The United States and European Communities urged Azerbaijanto
elaborate the part of the summary dealing wit the powers of
executive, legislative and judicil branches of government and to
clarify hierarch and appeal procedures. Azerbaijan confirmed that
the new draft law on customs valuation will addres appeal
procedures.

6. (U) The United Statesurged Azerbaijan to bind at zero other
duties an charges (currently applied at zero) and raised cotinuing
concerns about WTO-inconsistency of motor transport duties. The US
and EC both raised concerns about export taxes on scrap and said
that the export ban on scrap metal must be removed. Azerbaijan did
not respond directly on these points. On the VAT exemptions for
domestic agriculture, Azerbaijan maintained that it currently needs
this policy for development of the sector, and only indicated that
it could look at its elimination in the future. On the status of
trade remedies legislation, Azerbaijan responded that national
legislation that is in conformity with WTO requirements is being
prepared.

7. (U) Regarding the issue of agriculture export subsidies,
capital-based representative Elmar Mammadov intervened to say that
the factual summary needs to reflect Azerbaijan's request that as a
landlocked vulnerable economy, the appropriate provisions of the
Agreement on Agriculture (Article 9.4) should apply. On SPS, Canada
and the United States pressed Azerbaijan to join Codex Alimentarius.
The Azeri team responded that appropriate legislation related to
Codex is being considered at the Minister of Cabinet level, and
noted that a draft decree on SPS is under development and can be
shared with delegations. Generally, Members viewed the SPS section
of the factual summary as underdeveloped. The United States called
for a SPS Action Plan detailing when and how Azerbaijan plans to
fully comply with the WTO SPS Agreement principles. On Intellectual
Property Rights, the United States and the European Communities
stated that they would submit specific questions regarding the
Copyright Law, the Law on the Protection of Intellectual Property
and Combating Piracy as well as questions regarding general
enforcement efforts. [Note: This is not an exhaustive list of the
questions posed by the U.S. delegate about the factual summary, but
it reflects the areas that were discussed the most among Members].

Chairman's conclusion

8. (U) Chairman Lewalter concluded that on the basis of questions
and responses by Azerbaijan, the Secretariat will revise the factual
summary. He acknowledged that the Azeri delegation had pressed for
the Secretariat to move to draft the first Working Party report.
The Chairman said that while the Secretariat updates the Factual
Summary, it will assess, in consultation with other Members, whether
any sections are technically ready for a working party text.

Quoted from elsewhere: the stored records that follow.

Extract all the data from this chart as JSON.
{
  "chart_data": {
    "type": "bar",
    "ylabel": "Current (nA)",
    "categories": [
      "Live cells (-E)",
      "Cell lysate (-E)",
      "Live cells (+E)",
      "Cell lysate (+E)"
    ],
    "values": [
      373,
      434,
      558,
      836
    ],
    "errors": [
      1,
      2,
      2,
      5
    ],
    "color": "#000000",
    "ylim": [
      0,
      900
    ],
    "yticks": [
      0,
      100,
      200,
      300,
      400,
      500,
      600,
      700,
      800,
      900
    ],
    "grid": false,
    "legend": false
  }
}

Next Steps from the U.S. Perspective / Prospects for 2009

9. (SBU) Despite good progress on multilateral documentation and a
more productive Working Party meeting than was experienced in May
2008, Azerbaijan's lack of progress in market access is troublesome,
and will have a significant bearing on Azerbaijan's accession
process in 2009.

10. (SBU) The U.S. bilateral meeting with Azerbaijan in Washington,
DC on November 18, 2008 confirmed little substantive improvement in
Azerbaijan's goods and services market access offers. The greatest
challenge to further progress on market access is Azerbaijan's
inability, thus far, to define more narrowly its sensitivities, both
in goods and services. In an effort to move the process forward,
the U.S. has asked for more detailed (goods-specific and
services-specific) information on Azerbaijan's sensitivities, which
will enable USTR to consider possible flexibilities. However,
Azerbaijan up to this point has listed entire sectors as highly
sensitive. This is particularly true of agricultural market access,
an area in which there has been no progress.

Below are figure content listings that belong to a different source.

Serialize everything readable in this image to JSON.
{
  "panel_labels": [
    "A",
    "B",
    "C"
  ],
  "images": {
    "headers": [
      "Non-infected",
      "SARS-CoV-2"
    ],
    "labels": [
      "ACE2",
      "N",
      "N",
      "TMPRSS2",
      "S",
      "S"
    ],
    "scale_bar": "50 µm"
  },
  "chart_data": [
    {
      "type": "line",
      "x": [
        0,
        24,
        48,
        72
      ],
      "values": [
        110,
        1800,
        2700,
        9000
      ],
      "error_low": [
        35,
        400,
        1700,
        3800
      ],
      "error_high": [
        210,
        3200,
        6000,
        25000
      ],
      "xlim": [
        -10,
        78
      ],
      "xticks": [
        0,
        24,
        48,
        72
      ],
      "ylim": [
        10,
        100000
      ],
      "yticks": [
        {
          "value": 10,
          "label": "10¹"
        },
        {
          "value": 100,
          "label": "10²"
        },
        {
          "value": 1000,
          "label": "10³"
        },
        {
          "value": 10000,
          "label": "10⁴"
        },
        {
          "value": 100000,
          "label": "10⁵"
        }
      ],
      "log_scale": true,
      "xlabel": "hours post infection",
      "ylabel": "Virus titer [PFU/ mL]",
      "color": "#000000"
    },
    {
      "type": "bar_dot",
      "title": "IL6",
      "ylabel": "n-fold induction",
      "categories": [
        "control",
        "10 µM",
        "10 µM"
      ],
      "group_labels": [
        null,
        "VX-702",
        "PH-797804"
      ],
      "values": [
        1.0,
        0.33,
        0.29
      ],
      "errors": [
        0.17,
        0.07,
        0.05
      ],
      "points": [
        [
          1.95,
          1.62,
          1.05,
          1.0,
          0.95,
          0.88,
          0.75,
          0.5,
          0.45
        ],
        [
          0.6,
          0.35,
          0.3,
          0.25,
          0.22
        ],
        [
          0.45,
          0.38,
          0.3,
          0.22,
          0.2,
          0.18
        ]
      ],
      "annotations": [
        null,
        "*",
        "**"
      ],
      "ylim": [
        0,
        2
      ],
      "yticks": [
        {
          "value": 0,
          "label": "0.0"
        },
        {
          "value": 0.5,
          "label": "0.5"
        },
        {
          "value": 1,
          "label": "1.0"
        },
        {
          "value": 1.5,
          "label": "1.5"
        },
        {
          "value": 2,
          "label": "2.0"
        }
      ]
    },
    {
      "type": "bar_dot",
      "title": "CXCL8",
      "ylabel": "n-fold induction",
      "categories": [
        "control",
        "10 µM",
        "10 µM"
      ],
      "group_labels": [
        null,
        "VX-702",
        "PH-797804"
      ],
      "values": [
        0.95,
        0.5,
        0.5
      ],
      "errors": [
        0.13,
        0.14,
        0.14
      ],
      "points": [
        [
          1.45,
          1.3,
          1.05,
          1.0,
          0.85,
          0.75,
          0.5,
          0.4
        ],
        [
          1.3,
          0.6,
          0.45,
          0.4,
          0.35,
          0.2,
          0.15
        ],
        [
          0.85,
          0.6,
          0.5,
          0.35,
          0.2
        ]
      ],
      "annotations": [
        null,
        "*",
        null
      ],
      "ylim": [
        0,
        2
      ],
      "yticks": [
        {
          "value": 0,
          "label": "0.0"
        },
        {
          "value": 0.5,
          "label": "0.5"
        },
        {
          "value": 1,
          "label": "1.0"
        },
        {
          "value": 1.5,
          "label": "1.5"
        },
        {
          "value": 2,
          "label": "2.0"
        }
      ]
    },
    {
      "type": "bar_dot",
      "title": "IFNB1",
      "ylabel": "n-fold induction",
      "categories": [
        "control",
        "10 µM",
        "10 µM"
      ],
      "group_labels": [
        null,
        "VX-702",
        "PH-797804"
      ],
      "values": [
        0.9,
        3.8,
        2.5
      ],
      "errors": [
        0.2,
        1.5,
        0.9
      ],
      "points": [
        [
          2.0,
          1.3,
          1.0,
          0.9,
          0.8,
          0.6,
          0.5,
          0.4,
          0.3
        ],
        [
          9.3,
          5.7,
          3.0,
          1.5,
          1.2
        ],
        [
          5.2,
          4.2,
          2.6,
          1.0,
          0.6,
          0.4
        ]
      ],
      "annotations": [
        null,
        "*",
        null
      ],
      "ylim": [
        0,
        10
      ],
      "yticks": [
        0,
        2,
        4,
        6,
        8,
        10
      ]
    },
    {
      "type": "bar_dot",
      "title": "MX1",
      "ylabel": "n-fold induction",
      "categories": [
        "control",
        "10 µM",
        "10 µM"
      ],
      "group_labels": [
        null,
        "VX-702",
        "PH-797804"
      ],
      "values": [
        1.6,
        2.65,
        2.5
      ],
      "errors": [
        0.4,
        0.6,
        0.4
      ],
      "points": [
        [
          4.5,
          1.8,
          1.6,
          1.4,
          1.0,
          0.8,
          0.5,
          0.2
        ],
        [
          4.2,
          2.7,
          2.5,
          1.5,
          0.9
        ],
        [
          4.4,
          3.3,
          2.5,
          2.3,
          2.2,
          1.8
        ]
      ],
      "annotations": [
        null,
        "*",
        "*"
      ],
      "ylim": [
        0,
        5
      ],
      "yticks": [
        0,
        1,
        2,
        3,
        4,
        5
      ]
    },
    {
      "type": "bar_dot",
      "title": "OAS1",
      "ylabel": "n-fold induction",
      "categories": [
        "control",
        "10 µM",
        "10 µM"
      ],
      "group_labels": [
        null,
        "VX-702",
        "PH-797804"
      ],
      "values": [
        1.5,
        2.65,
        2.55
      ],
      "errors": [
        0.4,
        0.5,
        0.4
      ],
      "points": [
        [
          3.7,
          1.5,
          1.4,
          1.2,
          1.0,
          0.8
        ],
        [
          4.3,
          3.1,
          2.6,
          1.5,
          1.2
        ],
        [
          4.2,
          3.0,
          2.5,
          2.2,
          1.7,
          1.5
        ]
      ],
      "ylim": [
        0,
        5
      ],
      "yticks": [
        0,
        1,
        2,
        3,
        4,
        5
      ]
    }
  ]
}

11. (SBU) Azerbaijan is now expected to provide revised market
access offers based on U.S. feedback. The new Azeri offers, when
they come, will be crucial. New offers that again show little or no
real, substantive progress on opening commercial markets could force
the United States, other Working Party Members and the WTO
Secretariat to move resources to other priorities, potentially
delaying the accession process. End.